Menurutnya, kegiatan ini akan menjadi gerbang awal dari program yang lebih luas, setelah tahapan sosialisasi akan melaksanakan kegiatan lanjutan berupa penelusuran naskah kuno di wilayah Kabupaten Temanggung.
“Kami akan datang ke desa-desa, menjumpai para pemilik naskah, mendokumentasikan, memetakan, dan mengidentifikasi jenis dan isi naskah yang ada. Selain itu, visitasi ke lokasi penyimpanan seperti rumah adat, masjid tua, pondok pesantren, atau situs budaya akan menjadi agenda penting dalam menguatkan jaringan pelestarian,” tuturnya.

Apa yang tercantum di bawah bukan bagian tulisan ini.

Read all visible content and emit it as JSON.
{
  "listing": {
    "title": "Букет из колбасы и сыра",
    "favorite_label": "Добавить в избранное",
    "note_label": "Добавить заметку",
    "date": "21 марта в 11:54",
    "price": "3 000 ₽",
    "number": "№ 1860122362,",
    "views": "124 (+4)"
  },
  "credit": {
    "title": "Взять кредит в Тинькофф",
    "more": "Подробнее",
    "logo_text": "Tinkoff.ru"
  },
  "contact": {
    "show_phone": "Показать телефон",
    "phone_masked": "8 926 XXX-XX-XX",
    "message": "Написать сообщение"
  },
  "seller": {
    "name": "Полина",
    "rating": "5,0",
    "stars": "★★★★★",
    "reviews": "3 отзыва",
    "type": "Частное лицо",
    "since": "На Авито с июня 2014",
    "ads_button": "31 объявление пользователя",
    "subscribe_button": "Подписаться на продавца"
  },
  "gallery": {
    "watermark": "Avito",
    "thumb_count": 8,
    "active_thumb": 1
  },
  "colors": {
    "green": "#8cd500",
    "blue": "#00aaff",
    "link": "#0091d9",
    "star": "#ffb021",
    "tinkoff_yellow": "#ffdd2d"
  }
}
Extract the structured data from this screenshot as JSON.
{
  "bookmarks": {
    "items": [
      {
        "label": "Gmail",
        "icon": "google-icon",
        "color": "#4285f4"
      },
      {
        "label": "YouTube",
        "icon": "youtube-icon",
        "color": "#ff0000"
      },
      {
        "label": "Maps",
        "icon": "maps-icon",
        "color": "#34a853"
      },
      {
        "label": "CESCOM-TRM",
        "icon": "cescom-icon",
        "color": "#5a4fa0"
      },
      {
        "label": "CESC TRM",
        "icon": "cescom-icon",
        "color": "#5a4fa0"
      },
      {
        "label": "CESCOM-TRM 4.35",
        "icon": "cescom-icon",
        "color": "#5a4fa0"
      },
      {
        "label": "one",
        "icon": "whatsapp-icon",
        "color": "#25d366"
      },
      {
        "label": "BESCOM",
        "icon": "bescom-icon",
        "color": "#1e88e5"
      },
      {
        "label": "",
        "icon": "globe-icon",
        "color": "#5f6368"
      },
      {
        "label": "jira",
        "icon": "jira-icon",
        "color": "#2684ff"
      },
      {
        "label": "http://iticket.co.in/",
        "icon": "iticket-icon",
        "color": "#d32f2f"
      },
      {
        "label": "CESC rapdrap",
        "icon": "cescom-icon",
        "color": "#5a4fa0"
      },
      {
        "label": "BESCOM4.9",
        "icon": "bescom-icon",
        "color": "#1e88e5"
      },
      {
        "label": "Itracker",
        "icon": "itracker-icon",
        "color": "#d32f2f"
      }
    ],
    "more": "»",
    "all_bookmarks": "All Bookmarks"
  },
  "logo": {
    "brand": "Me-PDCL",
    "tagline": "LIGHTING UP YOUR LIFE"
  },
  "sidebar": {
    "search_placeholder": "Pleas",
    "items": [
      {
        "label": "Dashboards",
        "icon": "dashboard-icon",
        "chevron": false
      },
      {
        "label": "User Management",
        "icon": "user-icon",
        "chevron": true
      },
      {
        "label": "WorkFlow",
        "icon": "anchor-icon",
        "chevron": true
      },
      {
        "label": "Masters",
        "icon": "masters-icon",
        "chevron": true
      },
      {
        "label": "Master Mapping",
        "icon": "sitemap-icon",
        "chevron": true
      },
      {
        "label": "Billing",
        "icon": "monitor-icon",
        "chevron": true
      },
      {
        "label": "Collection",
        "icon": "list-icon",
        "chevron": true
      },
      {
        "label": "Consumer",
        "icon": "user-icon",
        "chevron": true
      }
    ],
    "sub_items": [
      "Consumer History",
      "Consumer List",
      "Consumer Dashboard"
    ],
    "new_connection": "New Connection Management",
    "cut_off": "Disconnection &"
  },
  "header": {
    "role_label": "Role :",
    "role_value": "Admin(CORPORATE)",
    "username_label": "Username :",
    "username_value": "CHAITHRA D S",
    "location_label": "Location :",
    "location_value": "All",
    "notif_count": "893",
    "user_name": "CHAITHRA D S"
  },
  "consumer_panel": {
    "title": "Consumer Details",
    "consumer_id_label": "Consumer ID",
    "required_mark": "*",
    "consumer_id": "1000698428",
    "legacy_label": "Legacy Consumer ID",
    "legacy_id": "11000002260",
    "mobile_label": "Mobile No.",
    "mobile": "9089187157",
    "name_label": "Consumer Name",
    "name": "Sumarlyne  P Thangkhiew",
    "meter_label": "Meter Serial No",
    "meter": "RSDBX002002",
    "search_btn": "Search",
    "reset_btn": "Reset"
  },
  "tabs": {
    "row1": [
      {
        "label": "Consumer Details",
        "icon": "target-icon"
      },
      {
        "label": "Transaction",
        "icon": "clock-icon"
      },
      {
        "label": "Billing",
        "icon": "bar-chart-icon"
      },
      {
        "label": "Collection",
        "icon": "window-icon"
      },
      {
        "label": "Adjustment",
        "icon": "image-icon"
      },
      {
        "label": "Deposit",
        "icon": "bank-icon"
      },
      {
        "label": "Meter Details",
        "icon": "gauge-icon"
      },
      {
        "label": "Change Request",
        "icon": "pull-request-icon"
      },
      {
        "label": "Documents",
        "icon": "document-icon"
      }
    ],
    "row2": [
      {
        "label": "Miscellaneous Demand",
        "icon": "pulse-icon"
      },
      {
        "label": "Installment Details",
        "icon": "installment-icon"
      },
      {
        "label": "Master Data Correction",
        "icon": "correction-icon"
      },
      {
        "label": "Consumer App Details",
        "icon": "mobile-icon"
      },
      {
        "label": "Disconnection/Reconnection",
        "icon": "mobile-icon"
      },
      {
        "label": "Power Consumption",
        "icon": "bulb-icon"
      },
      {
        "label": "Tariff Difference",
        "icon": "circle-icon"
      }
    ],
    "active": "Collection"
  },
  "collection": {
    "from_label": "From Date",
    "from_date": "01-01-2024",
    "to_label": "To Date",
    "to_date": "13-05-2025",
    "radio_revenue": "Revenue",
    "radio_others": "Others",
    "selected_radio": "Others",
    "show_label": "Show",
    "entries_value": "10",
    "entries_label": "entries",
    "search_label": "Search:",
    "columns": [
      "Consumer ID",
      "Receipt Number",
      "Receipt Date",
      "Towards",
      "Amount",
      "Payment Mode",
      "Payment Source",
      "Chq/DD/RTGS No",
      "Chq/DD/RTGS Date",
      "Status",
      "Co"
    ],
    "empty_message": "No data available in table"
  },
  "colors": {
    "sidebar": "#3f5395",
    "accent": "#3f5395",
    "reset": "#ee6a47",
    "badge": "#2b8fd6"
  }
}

Kabid Perpustakaan Dinpusip Niken Lestari menyampaikan tujuan pelaksanaan sosialisasi kegiatan naskah kuno untuk meningkatkan pemahaman masyarakat tentang pentingnya pelestarian naskah kuno sebagai warisan budaya dan sumber sejarah.
Selain itu, menjalin kerja sama antara Dinpusip dengan pemilik naskah, tokoh budaya, serta pemerhati sejarah lokal dan mendorong pelestarian dan dokumentasi naskah kuno sebagai bagian dari upaya pelindungan identitas lokal. (*)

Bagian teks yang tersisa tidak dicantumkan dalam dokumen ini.